Rachel Kain works in IT to make ends meet, but her real passions are writing, music, food, and yoga. She blogs about motherhood, CHD, child loss, and anything else that interests her at Writers Write. Follow her on Twitter: @rjkain

Comments

  1. Thank you for this! I don’t ever really remember feeling guilt that I was coming into the light again. If anything I felt a measure of relief that the darkness was lifting. I wanted to smile again! Maybe it’s because I never really equated my children dying to my ability to love as a mother. I mean, I loved them deeply, I would have never wished they die, I wanted them to fulfill the dreams I had for them, but in the end they were gone and no amount of anything would bring them back. Yes, I was in pain, I was sad, I was depressed, I was angry, I was bitter, I was all of it but I never felt that those emotions were the ones that connected me to my children. Love, pure love, and joy that they lived as brief as they did was the connection I had with them. So no I never really felt like I needed to stay in my deep grief to feel closer to them or validate them. My love validated them. Sometimes with a smile and sometimes with a tear but always with love.

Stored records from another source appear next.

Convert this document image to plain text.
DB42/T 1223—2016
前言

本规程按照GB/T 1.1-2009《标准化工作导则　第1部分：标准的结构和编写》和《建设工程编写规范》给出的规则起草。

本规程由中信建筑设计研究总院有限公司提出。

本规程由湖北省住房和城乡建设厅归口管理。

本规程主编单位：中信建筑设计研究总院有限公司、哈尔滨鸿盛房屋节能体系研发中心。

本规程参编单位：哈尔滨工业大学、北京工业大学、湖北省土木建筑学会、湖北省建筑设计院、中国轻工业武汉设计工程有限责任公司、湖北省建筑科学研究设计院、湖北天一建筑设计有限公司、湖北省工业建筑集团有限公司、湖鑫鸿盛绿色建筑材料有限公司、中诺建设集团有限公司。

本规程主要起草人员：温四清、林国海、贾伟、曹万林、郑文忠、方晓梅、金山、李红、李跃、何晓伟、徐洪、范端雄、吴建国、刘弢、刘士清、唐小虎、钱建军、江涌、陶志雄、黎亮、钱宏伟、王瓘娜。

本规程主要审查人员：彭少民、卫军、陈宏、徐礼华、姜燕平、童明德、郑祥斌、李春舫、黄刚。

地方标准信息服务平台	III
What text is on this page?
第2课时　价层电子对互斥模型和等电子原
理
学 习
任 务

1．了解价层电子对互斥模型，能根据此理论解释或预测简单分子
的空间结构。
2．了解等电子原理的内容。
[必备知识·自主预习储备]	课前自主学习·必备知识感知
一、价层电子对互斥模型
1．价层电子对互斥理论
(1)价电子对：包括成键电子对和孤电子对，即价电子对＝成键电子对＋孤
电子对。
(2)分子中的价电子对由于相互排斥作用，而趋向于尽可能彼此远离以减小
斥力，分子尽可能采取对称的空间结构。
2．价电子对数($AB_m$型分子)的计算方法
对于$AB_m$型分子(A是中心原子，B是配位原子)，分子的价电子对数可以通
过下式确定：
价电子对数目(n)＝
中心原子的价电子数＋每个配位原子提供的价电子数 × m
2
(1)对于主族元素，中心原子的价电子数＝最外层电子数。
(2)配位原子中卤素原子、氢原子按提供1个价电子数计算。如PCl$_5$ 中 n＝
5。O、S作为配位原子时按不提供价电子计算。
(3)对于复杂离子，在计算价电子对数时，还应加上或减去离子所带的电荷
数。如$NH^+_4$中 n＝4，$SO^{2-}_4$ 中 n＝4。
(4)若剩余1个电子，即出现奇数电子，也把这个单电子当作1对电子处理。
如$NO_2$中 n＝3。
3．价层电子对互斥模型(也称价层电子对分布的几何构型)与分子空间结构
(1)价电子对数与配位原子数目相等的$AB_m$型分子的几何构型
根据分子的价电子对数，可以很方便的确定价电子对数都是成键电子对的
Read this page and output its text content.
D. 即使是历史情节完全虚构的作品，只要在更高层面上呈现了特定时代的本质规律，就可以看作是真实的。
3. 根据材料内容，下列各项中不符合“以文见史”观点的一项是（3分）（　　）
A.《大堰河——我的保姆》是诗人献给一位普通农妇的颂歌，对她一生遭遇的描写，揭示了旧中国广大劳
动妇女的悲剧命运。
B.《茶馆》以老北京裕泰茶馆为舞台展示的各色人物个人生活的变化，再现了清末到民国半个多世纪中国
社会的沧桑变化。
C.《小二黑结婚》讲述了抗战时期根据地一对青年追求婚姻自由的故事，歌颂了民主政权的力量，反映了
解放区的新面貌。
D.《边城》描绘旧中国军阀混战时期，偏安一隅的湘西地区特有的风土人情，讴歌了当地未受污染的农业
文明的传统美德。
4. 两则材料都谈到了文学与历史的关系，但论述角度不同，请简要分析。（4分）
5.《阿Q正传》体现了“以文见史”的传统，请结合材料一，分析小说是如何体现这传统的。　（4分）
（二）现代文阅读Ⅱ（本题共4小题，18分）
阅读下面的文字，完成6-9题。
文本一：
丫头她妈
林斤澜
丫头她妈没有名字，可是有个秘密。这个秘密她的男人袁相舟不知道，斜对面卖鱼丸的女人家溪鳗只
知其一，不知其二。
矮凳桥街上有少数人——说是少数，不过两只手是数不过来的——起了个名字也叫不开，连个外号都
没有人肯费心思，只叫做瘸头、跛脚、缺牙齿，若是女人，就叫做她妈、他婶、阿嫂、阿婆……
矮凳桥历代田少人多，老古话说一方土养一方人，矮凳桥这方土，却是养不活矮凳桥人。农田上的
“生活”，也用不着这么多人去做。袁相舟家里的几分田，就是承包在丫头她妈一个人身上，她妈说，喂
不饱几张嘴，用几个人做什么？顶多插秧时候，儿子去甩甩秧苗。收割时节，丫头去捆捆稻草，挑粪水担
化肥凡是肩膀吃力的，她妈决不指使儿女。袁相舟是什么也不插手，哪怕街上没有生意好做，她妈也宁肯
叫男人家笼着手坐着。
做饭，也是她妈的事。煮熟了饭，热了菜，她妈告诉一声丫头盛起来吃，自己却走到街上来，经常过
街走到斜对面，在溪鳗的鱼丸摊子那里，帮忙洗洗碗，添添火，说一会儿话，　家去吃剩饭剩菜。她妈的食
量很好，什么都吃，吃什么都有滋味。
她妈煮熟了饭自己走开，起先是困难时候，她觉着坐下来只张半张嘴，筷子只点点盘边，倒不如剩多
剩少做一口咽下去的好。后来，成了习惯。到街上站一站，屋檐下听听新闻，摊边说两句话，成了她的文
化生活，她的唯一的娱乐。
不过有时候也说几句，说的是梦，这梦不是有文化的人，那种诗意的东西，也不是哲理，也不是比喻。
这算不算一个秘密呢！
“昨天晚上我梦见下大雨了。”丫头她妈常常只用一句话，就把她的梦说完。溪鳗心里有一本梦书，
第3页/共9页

    I hope my ramblings make sense to you. It’s hard to express in words sometimes what my heart is telling me.

    • They totally make sense. There was a sense of relief for me, too, but it took a while to allow that in, for whatever reason. But the nagging in the background was there for a long time. Much longer than I would have liked for myself. But when the memories of Colin weren’t always flashbacks to the night he died, I started to realize that I was ready to step a little further into the light. That only happened through grief counseling to me.

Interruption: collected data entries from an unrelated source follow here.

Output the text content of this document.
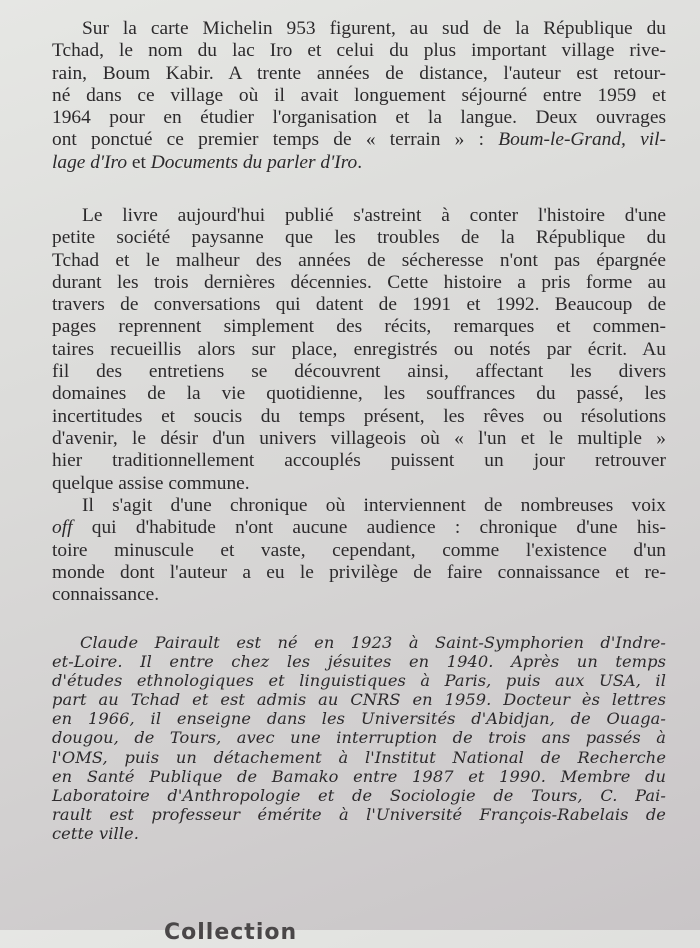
Sur la carte Michelin 953 figurent, au sud de la République du
Tchad, le nom du lac Iro et celui du plus important village rive-
rain, Boum Kabir. A trente années de distance, l'auteur est retour-
né dans ce village où il avait longuement séjourné entre 1959 et
1964 pour en étudier l'organisation et la langue. Deux ouvrages
ont ponctué ce premier temps de « terrain » : Boum-le-Grand, vil-
lage d'Iro et Documents du parler d'Iro.
Le livre aujourd'hui publié s'astreint à conter l'histoire d'une
petite société paysanne que les troubles de la République du
Tchad et le malheur des années de sécheresse n'ont pas épargnée
durant les trois dernières décennies. Cette histoire a pris forme au
travers de conversations qui datent de 1991 et 1992. Beaucoup de
pages reprennent simplement des récits, remarques et commen-
taires recueillis alors sur place, enregistrés ou notés par écrit. Au
fil des entretiens se découvrent ainsi, affectant les divers
domaines de la vie quotidienne, les souffrances du passé, les
incertitudes et soucis du temps présent, les rêves ou résolutions
d'avenir, le désir d'un univers villageois où « l'un et le multiple »
hier traditionnellement accouplés puissent un jour retrouver
quelque assise commune.
Il s'agit d'une chronique où interviennent de nombreuses voix
off qui d'habitude n'ont aucune audience : chronique d'une his-
toire minuscule et vaste, cependant, comme l'existence d'un
monde dont l'auteur a eu le privilège de faire connaissance et re-
connaissance.
Claude Pairault est né en 1923 à Saint-Symphorien d'Indre-
et-Loire. Il entre chez les jésuites en 1940. Après un temps
d'études ethnologiques et linguistiques à Paris, puis aux USA, il
part au Tchad et est admis au CNRS en 1959. Docteur ès lettres
en 1966, il enseigne dans les Universités d'Abidjan, de Ouaga-
dougou, de Tours, avec une interruption de trois ans passés à
l'OMS, puis un détachement à l'Institut National de Recherche
en Santé Publique de Bamako entre 1987 et 1990. Membre du
Laboratoire d'Anthropologie et de Sociologie de Tours, C. Pai-
rault est professeur émérite à l'Université François-Rabelais de
cette ville.
Collection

      And I love your comment, because it just proves what we say all the time, that everyone grieves differently, and there’s no right or wrong way to grieve. Thanks for sharing!

      Peace.

  2. dear rachel, thank you for your post. i have been blessed with two wonderful boys, one is in heaven and one on earth. my little one is now almost seven weeks old and i love him so much…
    still, i am having troubles dealing with conflicting feelings of happiness, gratefulness and joy for every minute i have with my little boy and the sadness and despair of not having his older brother with us.
    sometimes i am overwhelmed with sadness when i know i am so fortunate to be holding my little one in my arms, and then i feel guilty because if i’m sad i’m not a good mum to my living son and if i am happy i feel guilty because i’m happy…sometimes i’m really troubled this way…i know for sure that Samuel wouldn’t want me to be sad, but it is still so hard being without him….and seeing joshua growing bigger every day, i know now what i missed with Samuel…

    • Giovanna,

      First of all, congratulations on your new bundle! There’s something I learned in my grief process that I’d like to share with you. I knew that one of the reasons that I was hurting so badly was because I loved Colin so very much and that love, I thought, had nowhere to go because he was gone. Then I realized that I still had two little boys that I already loved, and I decided to take that love that I had for Colin and pile it all onto them. I know this makes Colin happy–to know his brothers are so loved. You can do the same. And it’s okay to be happy. I promise. It is the hardest thing to be without our babies, but you are a good mom. I can tell. To both of your sons. Take comfort in knowing that you are doing your best and fill your heart with love. And remember to try to smile. Samuel smiles when you do. :)

      Thank you so much for sharing your story and your boys with us.